In 22 pagine tutte le prove raccolte dalla procura e consegnate al Gup Piergiorgio Morosini

Ventidue pagine che racchiudono l’indagine dei pm di Palermo sulla presunta trattativa tra Stato e Mafia all’indomani delle stragi del 1993.

Depositata sulla scrivania del gup di Palermo, Piergiorgio Morosini, il giudice che dovrà decidere se rinviare a giudizio uomini dello stato e capimafia, si conclude l’indagine sulla trattativa che porta in calce la firma di Antonio Ingroia (il pm e anima dell’inchiesta che ha provocato un conflitto istituzionale tra capo dello Stato e procura di Palermo) insieme a Lia Sava, Nino di Matteo, Francesco Del Bene e Roberto Tartaglia, gli altri magistrati che sostengono l’accusa.

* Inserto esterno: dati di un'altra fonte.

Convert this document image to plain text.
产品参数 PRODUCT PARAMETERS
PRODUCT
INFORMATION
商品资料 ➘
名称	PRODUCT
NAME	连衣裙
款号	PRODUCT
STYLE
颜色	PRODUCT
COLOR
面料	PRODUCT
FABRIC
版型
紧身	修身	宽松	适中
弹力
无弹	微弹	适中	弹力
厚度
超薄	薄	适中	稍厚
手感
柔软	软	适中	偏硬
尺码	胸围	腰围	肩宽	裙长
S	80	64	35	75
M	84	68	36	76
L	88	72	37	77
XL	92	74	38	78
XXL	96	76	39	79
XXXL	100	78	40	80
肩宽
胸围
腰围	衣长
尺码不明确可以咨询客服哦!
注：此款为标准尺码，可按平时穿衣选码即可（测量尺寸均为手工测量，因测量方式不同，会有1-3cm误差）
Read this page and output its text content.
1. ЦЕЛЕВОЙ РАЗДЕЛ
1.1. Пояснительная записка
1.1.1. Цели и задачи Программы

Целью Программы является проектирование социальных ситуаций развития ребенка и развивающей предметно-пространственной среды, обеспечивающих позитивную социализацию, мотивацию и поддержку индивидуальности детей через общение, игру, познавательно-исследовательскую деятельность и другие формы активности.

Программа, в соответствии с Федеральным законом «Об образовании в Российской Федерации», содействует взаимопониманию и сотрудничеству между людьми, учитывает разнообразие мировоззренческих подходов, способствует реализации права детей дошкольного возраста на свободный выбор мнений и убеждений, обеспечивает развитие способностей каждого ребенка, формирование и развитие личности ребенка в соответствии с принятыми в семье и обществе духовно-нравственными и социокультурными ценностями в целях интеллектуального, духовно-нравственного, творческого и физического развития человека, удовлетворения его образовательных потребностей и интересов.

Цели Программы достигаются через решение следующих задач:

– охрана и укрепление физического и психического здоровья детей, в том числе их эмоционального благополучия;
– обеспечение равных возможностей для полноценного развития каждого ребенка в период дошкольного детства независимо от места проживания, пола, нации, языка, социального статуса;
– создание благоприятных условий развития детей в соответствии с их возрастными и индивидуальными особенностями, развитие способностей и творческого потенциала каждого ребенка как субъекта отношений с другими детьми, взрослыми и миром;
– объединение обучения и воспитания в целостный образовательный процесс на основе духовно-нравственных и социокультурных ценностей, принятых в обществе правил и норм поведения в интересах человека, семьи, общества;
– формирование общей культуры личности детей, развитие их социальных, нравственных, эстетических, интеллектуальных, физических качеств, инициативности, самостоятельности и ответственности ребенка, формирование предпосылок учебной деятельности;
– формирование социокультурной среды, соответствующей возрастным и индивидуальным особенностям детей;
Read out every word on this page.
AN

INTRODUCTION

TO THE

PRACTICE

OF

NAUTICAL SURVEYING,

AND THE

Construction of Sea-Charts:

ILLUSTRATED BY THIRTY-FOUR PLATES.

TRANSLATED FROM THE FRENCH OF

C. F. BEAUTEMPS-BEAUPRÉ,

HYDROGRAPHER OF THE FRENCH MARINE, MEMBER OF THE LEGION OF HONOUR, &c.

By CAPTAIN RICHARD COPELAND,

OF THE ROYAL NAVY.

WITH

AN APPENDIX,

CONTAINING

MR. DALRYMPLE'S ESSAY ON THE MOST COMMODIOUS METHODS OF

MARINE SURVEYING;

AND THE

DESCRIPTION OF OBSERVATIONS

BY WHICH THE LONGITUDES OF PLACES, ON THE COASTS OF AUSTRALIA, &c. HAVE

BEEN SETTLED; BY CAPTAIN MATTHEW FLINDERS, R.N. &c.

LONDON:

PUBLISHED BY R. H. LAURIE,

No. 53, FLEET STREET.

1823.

Per il pool di Palermo, la trattativa tra le cariche più importanti dello Stato e i capi di Cosa Nostra, venne avviata dopo l’omicidio dell’europarlamentare della Dc, Salvo Lima. Il fine della trattativa era quello di far cessare l’attività stragista che aveva portato all’uccisione di Giovanni Falcone e Paolo Borsellino, avviata in seguito alla sentenza del maxiprocesso del 1992, sentenza che confermò i capi d’accusa ai boss di Cosa Nostra. Trattativa avviata, sempre per i pm, già sotto il governo Andreotti, proseguita con il governo tecnico di Carlo Azeglio Ciampi e giunta al culmine sotto il governo presieduto da Silvio Berlusconi quando si «realizzò un nuovo patto di coesistenza Stato Mafia, senza la quale la mafia non avrebbe potuto sopravvivere e traghettarsi dalla Prima alla Seconda Repubblica».

Dodici gli imputati, alcuni  dei quali scomparsi (Vincenzo Parisi e Francesco Di Maggio, capo della Polizia e vicedirettore delle carceri). Da una parte i capi mafia Totò Riina, Bernardo Provenzano, Giovanni Brusca, Leoluca Bagarella, Antonino Cinà, Massimo Ciancimino.

Dall’altra quelli che sono considerati gli intermediari da parte dello Stato: Giuseppe De Donno (ex capo del Ros), Nicola Mancino (ex ministro dell’Interno), Marcello Dell’Utri (senatore del Pdl), Calogero Mannino (senatore Dc), Antonio Subranni (ex Generale in congedo).

Per i pm in stretto rapporto con l’allora capo dello Stato, Oscar Luigi Scalfaro, venne scelta una sorta di linea morbida per quanto riguarda il carcere duro ai boss (41 bis, ndr). Strategia che avrebbe portato all’avvicendamento al ministero degli Interni di Enzo Scotti sostituito con Nicola Mancino e di Claudio Martelli (ai tempi Guardasigilli) con Vincenzo Conso, il quale decise di non rinnovare il carcere duro per alcuni boss sottoposti a regime.